Sound City

I just watched the documentary by Dave Grohl, Sound City. The basic story is about this epic recording studio in LA where many legendary musicians recorded. Fleetwood Mac, Tom Petty, Rick Springfield, Trent Reznor, Nirvana, and on and on and on. The heart of Sound City was the control board, designed by Rupert Neve. Everyone who ever worked at that studio exclaimed over the sound produced through that board.

But as the music industry moved into the digital age, analog recording studios fell out of favour. Along with this trend, Sound City fell into disuse, eventually going out of business. Dave Grohl, the drummer for Nirvana, which got their start at Sound City, decided to salvage the Neve sound board. He set it up in his own studio, Studio 606, also in California, where he is using it to record new music.

Several reactions to this story: 1) There is much commentary throughout about the value of making music together. Much of the music created in Sound City (and subsequently in Studio 606) happens in the moment. Musicians gather, begin sharing their ideas about a song, and it evolves. As this is caught on tape (yes, actual 2″, 24 track recording tape!!!), a recording emerges. Many of the great albums produced at Sound City were essentially recorded “live”. Very little over-dubbing, sometimes very few takes, but always resulting in exquisite recordings. Much of the music was created as it was being recorded!

2) I love this emphasis on the essence of music. It is the making of it where the “magic” occurs. Music does not need to be absolutely perfect to communicate, to touch another person’s heart.

3) It is tremendously heartening to see top-notch musicians going to great lengths to retain this integrity in the making of their music. There is a sort-of reaction to the packaged digital age we live in now. With all the technology available to anyone on their home computer, musicians no longer need to practice.
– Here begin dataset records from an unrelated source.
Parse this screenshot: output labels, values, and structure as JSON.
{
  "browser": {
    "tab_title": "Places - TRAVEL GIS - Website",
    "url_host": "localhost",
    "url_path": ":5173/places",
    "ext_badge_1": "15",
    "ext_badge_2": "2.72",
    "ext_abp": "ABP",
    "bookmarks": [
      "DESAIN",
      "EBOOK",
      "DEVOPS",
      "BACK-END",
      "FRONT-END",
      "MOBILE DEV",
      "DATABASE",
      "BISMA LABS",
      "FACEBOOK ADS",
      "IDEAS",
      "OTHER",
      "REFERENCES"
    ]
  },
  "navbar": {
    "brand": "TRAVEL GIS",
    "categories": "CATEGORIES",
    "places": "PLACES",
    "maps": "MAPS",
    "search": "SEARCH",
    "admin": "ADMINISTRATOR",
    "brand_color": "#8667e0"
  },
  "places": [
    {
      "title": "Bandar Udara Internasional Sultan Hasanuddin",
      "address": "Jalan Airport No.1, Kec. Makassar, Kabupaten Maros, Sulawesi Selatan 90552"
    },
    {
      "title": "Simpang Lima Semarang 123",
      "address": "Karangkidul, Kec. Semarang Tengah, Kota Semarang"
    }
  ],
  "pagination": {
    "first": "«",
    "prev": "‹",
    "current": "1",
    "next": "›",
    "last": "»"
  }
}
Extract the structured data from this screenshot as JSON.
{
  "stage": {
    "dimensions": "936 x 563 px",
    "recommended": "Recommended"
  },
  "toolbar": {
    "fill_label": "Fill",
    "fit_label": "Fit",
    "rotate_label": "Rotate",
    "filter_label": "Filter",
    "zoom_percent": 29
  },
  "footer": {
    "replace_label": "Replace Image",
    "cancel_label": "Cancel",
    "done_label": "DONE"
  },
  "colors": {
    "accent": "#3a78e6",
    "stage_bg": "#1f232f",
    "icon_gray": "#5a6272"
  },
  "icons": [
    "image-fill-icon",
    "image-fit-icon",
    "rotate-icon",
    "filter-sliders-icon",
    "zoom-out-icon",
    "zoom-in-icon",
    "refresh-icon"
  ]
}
They can fix any “mistakes” electronically. Musicians no longer need to play together, to create music together. They can do it in isolation. They can play many tracks themselves, to create multi-layered music all on their own. They don’t need anyone else.

4) The film does not negate the use of electronics. Trent Reznor, for example, talks about using gadgetry to create the sounds he is conceiving in his mind. But even there, he is a classically trained pianist, and is creating music together with others, using technology to enhance what’s there.

5) For myself, one of the most powerful scenes in the video was after moving the mother board to his new studio, Dave Grohl finds himself creating and recording a song together with Paul McCartney! He narrates that at one point he looks over at his fellow Nirvana musician on bass, Dave himself is playing drums, and he said it felt like being back in Nirvana. But wait a minute! That’s f_____g Paul McCartney playing with us!!! Here were two generations of musicians making music together, and everyone just having a blast doing it! It was a wonderful picture of the power of music to draw people together.

This is a really delightful and powerfully uplifting story. I encourage anyone who enjoys music, of whatever genre, to check this documentary out.